A new Gallup poll, conducted Oct. 23-Nov. 6, also says that 22 percent of uninsured Americans say they plan to get insurance through the exchanges.
Gallup concludes that many uninsured Americans may be waiting to go online until the highly publicized problems are fixed, or they may be putting off decisions about getting insurance until later.
Gallup found that only 3 in 10 uninsured Americans are "somewhat or very familiar" with the exchanges, and that lack of familiarity was similar among those who claim they will most likely buy insurance through the exchanges.
Overall, about 17% of U.S. adults reported having no health insurance, similar to the percentages found in the first three quarters of this year.
The implications, according to Gallup: "The health exchange websites are not only fraught with the technical problems that have led to so much news coverage in recent weeks, but have also generated relatively little interest or use among uninsured Americans -- the primary target group for the exchanges. The majority of uninsured Americans are unfamiliar with the exchanges and relatively few have tried to access them to date, even among those who say that eventually, they will most likely get their insurance through an exchange website."
Gallup based its findings on telephone interviews conducted Oct. 23-Nov. 6, 2013, on the Gallup Daily tracking survey, with a random sample of 854 uninsured adults, aged 18 and older, living in all 50 U.S. states and the District of Columbia. The margin of error is plus or minus 5 points.
At the White House press briefing Thursday, spokesman Jay Carney said the first Obamacare enrollment numbers, due out next week, will be low.
"Take it from me, they'll be low in October. We've acknowledged that," Carney said. "They were always going to be low. And that was even when we did not expect the problems with the website that occurred."
The chairman of the House Ways and Means Committee, Dave Camp, issued a subpoena for the enrollment numbers, which he wants to receive by the close of business on Friday.

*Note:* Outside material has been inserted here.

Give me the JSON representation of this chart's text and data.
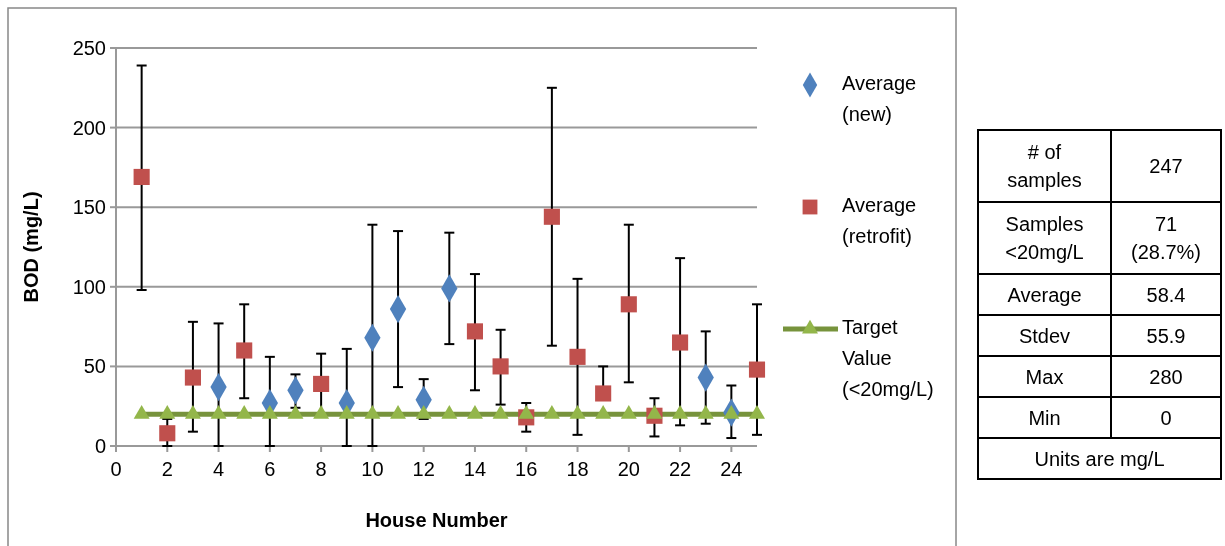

Careny said he doesn't know if the White House will comply with that subpoena. "I'm not the counsel so I don't -- I haven't -- I don't have a response to the subpoena."
He said the point of issuing the subpoena seems to be "to make political hay out of what we've already acknowledged. The website's not working well. It hasn't been working well for the first month of the rollout. It's improving daily, but it is not where it needs to be. In large measure because of the problems with the website, the enrollment figures will be even lower than the low numbers that were anticipated because of the nature of these kinds of programs and the way that people tend to enroll when you have a deadline six months later.
"So we saw this in Massachusetts, as the president pointed out last week in Boston, that in the very similar Massachusetts program, in the first month of that enrollment period for that program, only 123 premium-paying customers enrolled. And of course, that represented 0.3 percent of the number who eventually enroll. So I think that's the mode to look at, and then add to that the fact that we've had the troubles we've had."